While the report said that the “peak” of nursing home deaths occurred on April 8, Staten Island suffered a total of 117 confirmed and presumed deaths within nursing homes by April 17 — exactly 23 days after the March 25 directive was put into effect.

Over the next 18 days, which falls within the Health Department’s timeframe for the average period between COVID-19 infection and death, an additional 121 deaths occurred, state DOH data showed at the time — over doubling Staten Island’s total to 238.

The March 25 directive resulted in 6,326 COVID-positive patients being accepted into nursing homes by May 8, and by late April, the Advance/SILive.com reported more than 100 patients were discharged from hospitals back into borough nursing home facilities.

The timing of deaths in the borough continues to raise questions about the danger the March 25 order posed to Staten Island nursing homes, since the Island’s death total continued to climb over a month after Cuomo’s directive was put into effect.

The state DOH report further shifted blame from Cuomo, saying that preliminary data indicated residents were being admitted back to the facilities by a median of nine days after hospital admission — the exact amount of time health experts believe individuals are no longer infectious after symptom onset.

“Thus, by the time these patients were admitted to a nursing home after their hospital stay, they were no longer contagious,” the DOH said.

The report also assigns potential blame for the spread into nursing homes to visitation, which occurred at the facilities before March 13, the date when visits were entirely suspended throughout the state. No evidence exists to support this claim, however, since no tracking or testing was done within state facilities at that time.

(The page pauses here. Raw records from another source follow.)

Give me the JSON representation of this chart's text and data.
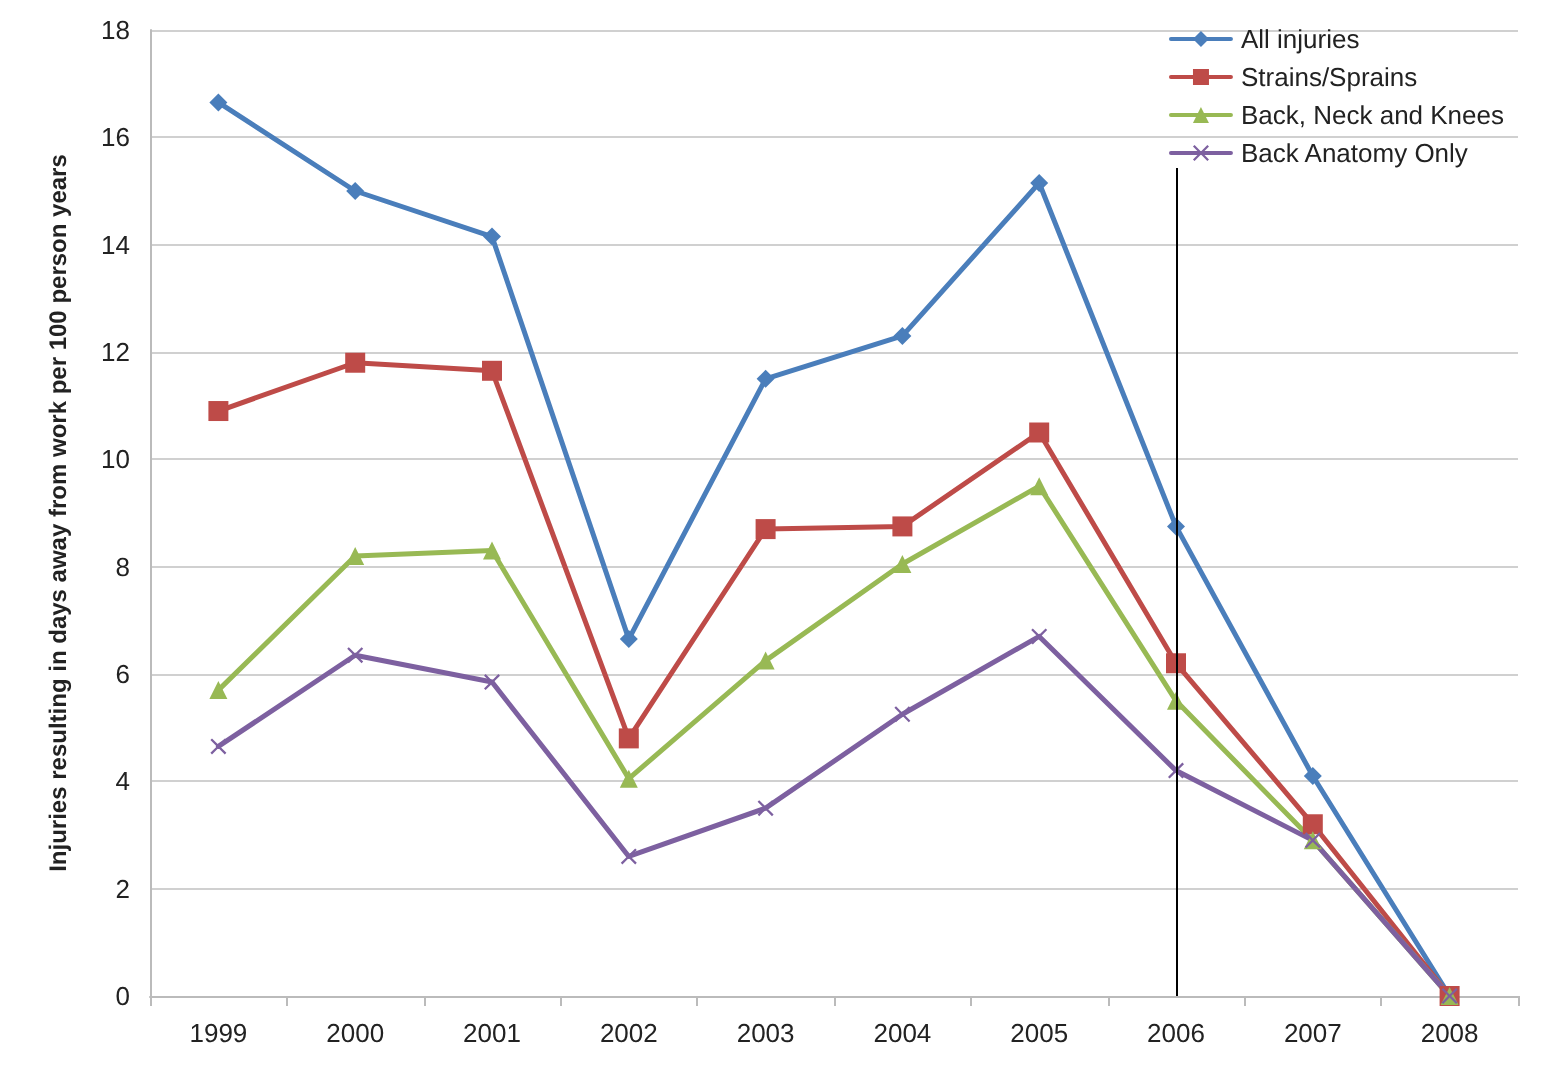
{
  "chart_data": {
    "type": "line",
    "ylabel": "Injuries resulting in days away from work per 100 person years",
    "categories": [
      "1999",
      "2000",
      "2001",
      "2002",
      "2003",
      "2004",
      "2005",
      "2006",
      "2007",
      "2008"
    ],
    "series": [
      {
        "name": "All injuries",
        "color": "#4a7ebb",
        "marker": "diamond",
        "values": [
          16.65,
          15.0,
          14.15,
          6.65,
          11.5,
          12.3,
          15.15,
          8.75,
          4.1,
          0
        ]
      },
      {
        "name": "Strains/Sprains",
        "color": "#be4b48",
        "marker": "square",
        "values": [
          10.9,
          11.8,
          11.65,
          4.8,
          8.7,
          8.75,
          10.5,
          6.2,
          3.2,
          0
        ]
      },
      {
        "name": "Back, Neck and Knees",
        "color": "#98b954",
        "marker": "triangle",
        "values": [
          5.7,
          8.2,
          8.3,
          4.05,
          6.25,
          8.05,
          9.5,
          5.5,
          2.9,
          0
        ]
      },
      {
        "name": "Back Anatomy Only",
        "color": "#7d60a0",
        "marker": "cross",
        "values": [
          4.65,
          6.35,
          5.85,
          2.6,
          3.5,
          5.25,
          6.7,
          4.2,
          2.9,
          0
        ]
      }
    ],
    "ylim": [
      0,
      18
    ],
    "yticks": [
      0,
      2,
      4,
      6,
      8,
      10,
      12,
      14,
      16,
      18
    ],
    "grid": "y",
    "legend": "top right",
    "ref_lines": [
      {
        "axis": "x",
        "value": "2006",
        "color": "#000000"
      }
    ]
  }
}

Assemblyman Mike Reilly (R-South Shore), who also joined Malliotakis in calls for an independent investigation, said: “Governor Cuomo’s smoke-and-mirror tactics will not fool New Yorkers this time.”

“His refusal to authorize an independent – and I cannot emphasize the word ‘independent’ enough – investigation into nursing home fatalities is all the proof you need that even he knows that the directives issued by his administration played a role in those fatalities,” Reilly said, asserting, “Perhaps the federal government needs to investigate.”